MEXICO CITY (AP) — A security meeting between Mexican and U.S. officials on Thursday stressed attacking drug cartels’ business interests, the guns they use and the addictions they profit from.

Mexico’s Foreign Relations Department said the talks proved that a good relationship exists between the administrations of U.S. President Joe Biden and Mexican President Andrés Manuel López Obrador.

The department said the two countries set as priorities “reducing the flow of arms and drugs, reducing the violence caused by organized crime, treating addictions as a public health problem and attacking the finances of criminal organizations.”

It said there was “broad agreement” between the two countries, but there have been apparent frictions. López Obrador has implemented a policy of avoiding confrontations with the cartels, and imposed limits on foreign law enforcement agents working in Mexico.

The talks stressed “a framework based on intelligence work against the business models of organized crime.” Mexico has long relied on U.S. intelligence, but that cooperation may have been hampered by Mexico’s decision this year to withdraw immunity for foreign agents and restrict their activities in Mexico.
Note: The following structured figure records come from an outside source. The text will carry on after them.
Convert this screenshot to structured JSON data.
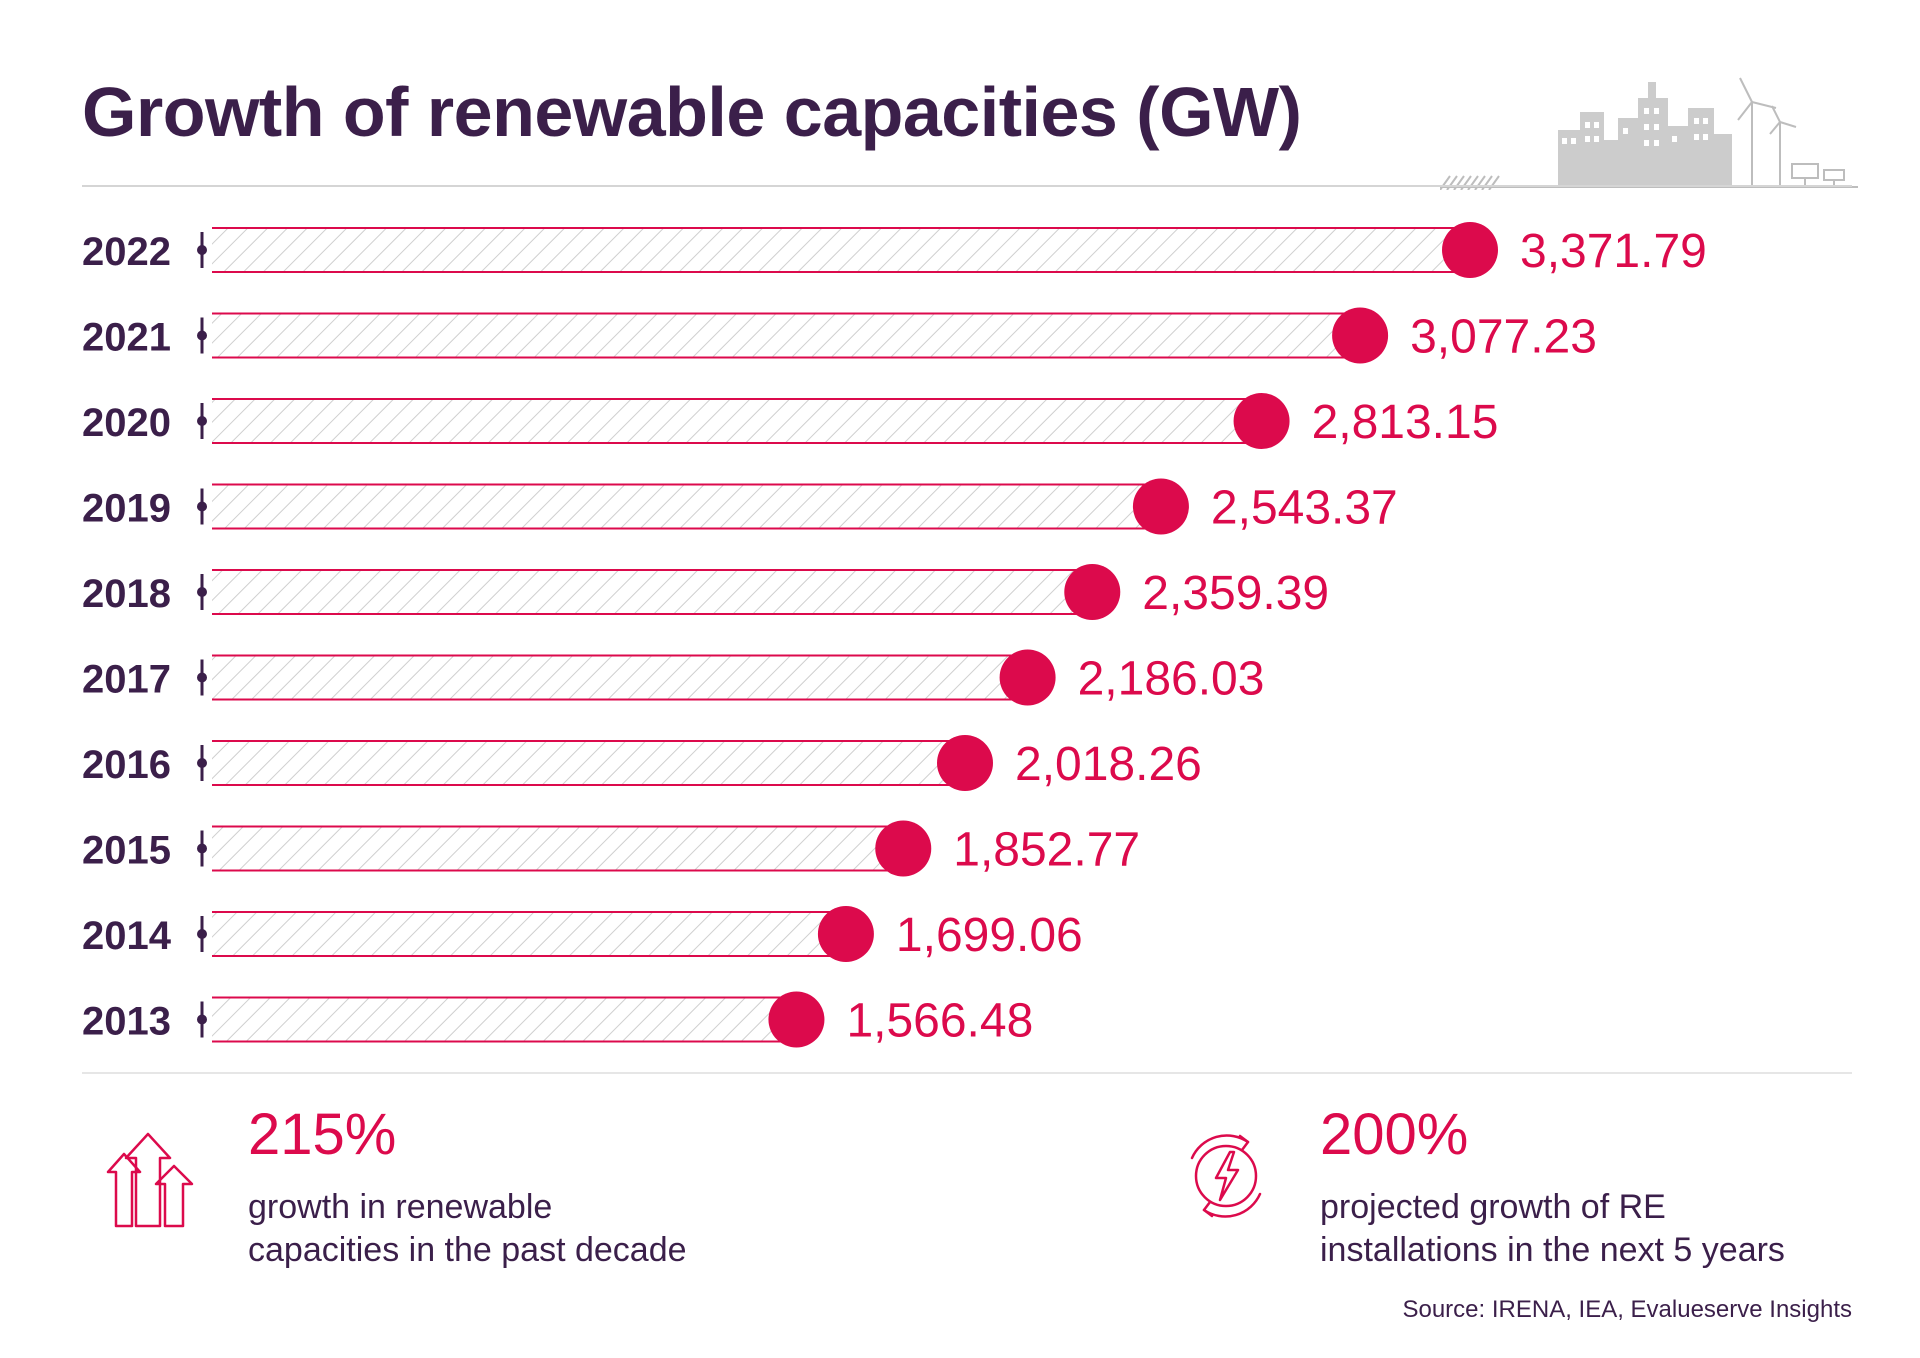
{
  "chart_data": {
    "type": "bar",
    "orientation": "horizontal",
    "title": "Growth of renewable capacities (GW)",
    "categories": [
      "2022",
      "2021",
      "2020",
      "2019",
      "2018",
      "2017",
      "2016",
      "2015",
      "2014",
      "2013"
    ],
    "values": [
      3371.79,
      3077.23,
      2813.15,
      2543.37,
      2359.39,
      2186.03,
      2018.26,
      1852.77,
      1699.06,
      1566.48
    ],
    "value_labels": [
      "3,371.79",
      "3,077.23",
      "2,813.15",
      "2,543.37",
      "2,359.39",
      "2,186.03",
      "2,018.26",
      "1,852.77",
      "1,699.06",
      "1,566.48"
    ],
    "xlabel": "",
    "ylabel": "",
    "xlim": [
      0,
      3371.79
    ],
    "grid": false
  },
  "stats": [
    {
      "value": "215%",
      "line1": "growth in renewable",
      "line2": "capacities in the past decade",
      "icon": "growth-arrows-icon"
    },
    {
      "value": "200%",
      "line1": "projected growth of RE",
      "line2": "installations in the next 5 years",
      "icon": "energy-cycle-icon"
    }
  ],
  "source": "Source: IRENA, IEA, Evalueserve Insights",
  "colors": {
    "accent": "#dc0a4c",
    "text_dark": "#3b1f4a",
    "hatch": "#c8c8c8",
    "illustration": "#c9c9c9"
  },
  "illustration": "city-skyline-wind-solar-icon"
}
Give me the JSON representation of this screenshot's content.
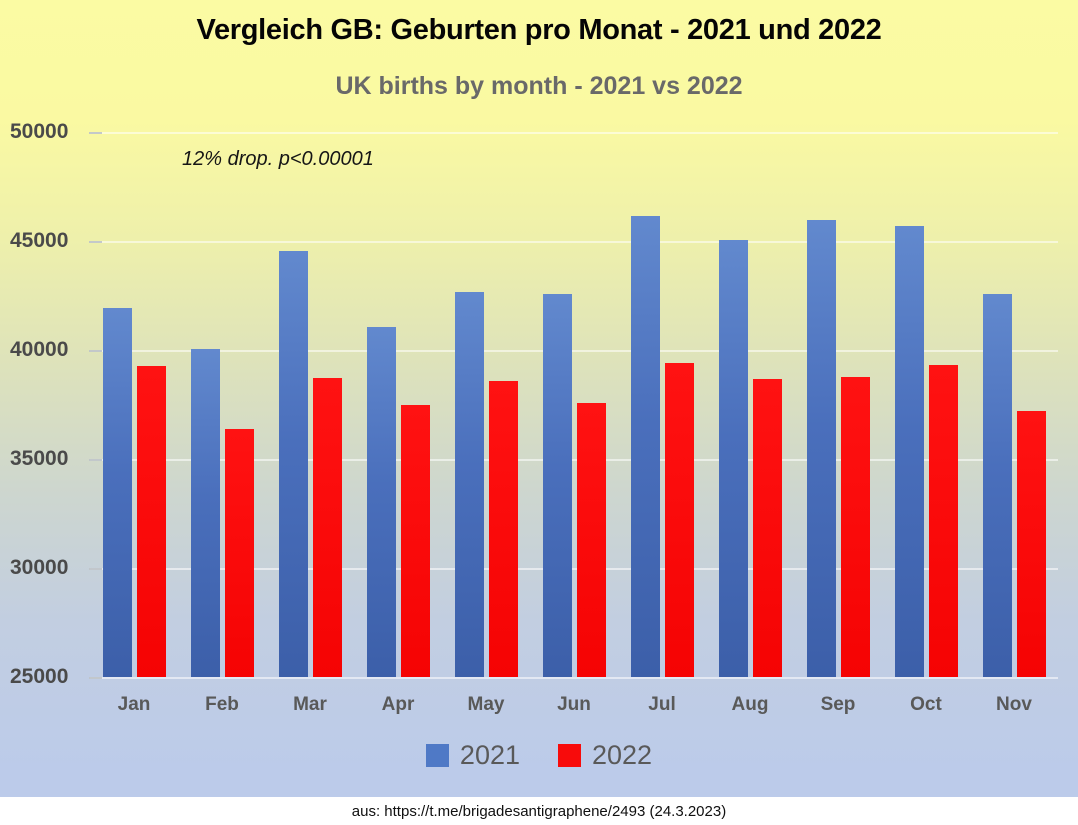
{
  "title": "Vergleich GB: Geburten pro Monat - 2021 und 2022",
  "subtitle": "UK births by month - 2021 vs 2022",
  "annotation": "12% drop. p<0.00001",
  "footer": "aus: https://t.me/brigadesantigraphene/2493 (24.3.2023)",
  "colors": {
    "series_2021": "#4f79c6",
    "series_2022": "#f80b0b",
    "background_top": "#fbfba3",
    "background_bottom": "#bccbea",
    "gridline": "#ffffff",
    "title_text": "#050505",
    "subtitle_text": "#696969",
    "axis_text": "#4a4a4a"
  },
  "chart_data": {
    "type": "bar",
    "title": "Vergleich GB: Geburten pro Monat - 2021 und 2022",
    "subtitle": "UK births by month - 2021 vs 2022",
    "annotation": "12% drop. p<0.00001",
    "categories": [
      "Jan",
      "Feb",
      "Mar",
      "Apr",
      "May",
      "Jun",
      "Jul",
      "Aug",
      "Sep",
      "Oct",
      "Nov"
    ],
    "series": [
      {
        "name": "2021",
        "color": "#4f79c6",
        "values": [
          41950,
          40050,
          44550,
          41050,
          42650,
          42550,
          46150,
          45050,
          45950,
          45700,
          42550
        ]
      },
      {
        "name": "2022",
        "color": "#f80b0b",
        "values": [
          39250,
          36400,
          38700,
          37500,
          38600,
          37550,
          39400,
          38650,
          38750,
          39300,
          37200
        ]
      }
    ],
    "xlabel": "",
    "ylabel": "",
    "ylim": [
      25000,
      50000
    ],
    "yticks": [
      25000,
      30000,
      35000,
      40000,
      45000,
      50000
    ],
    "grid": true,
    "legend_position": "bottom"
  }
}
Mexico also strong-armed the United States into releasing a former Mexican defense secretary arrested in Los Angeles in October on drug charges. Mexico cleared retired Gen. Salvador Cienfuegos after conducting only a cursory investigation of the U.S. evidence against him, and then published the whole case file.

The Mexican delegation was led by Foreign Relations Secretary Marcelo Ebrard, while the U.S. was represented by Juan Gonzalez, the National Security Council’s senior director for the Western Hemisphere.

López Obrador has stressed attending to the root social causes of violence by creating job, scholarship and apprentice programs for youths. But at the same time he has said Mexico is no longer interested in arresting drug lords or engaging in shootouts with cartels.

However, his policies have not been effective in the short term in significantly reducing gang-related violence.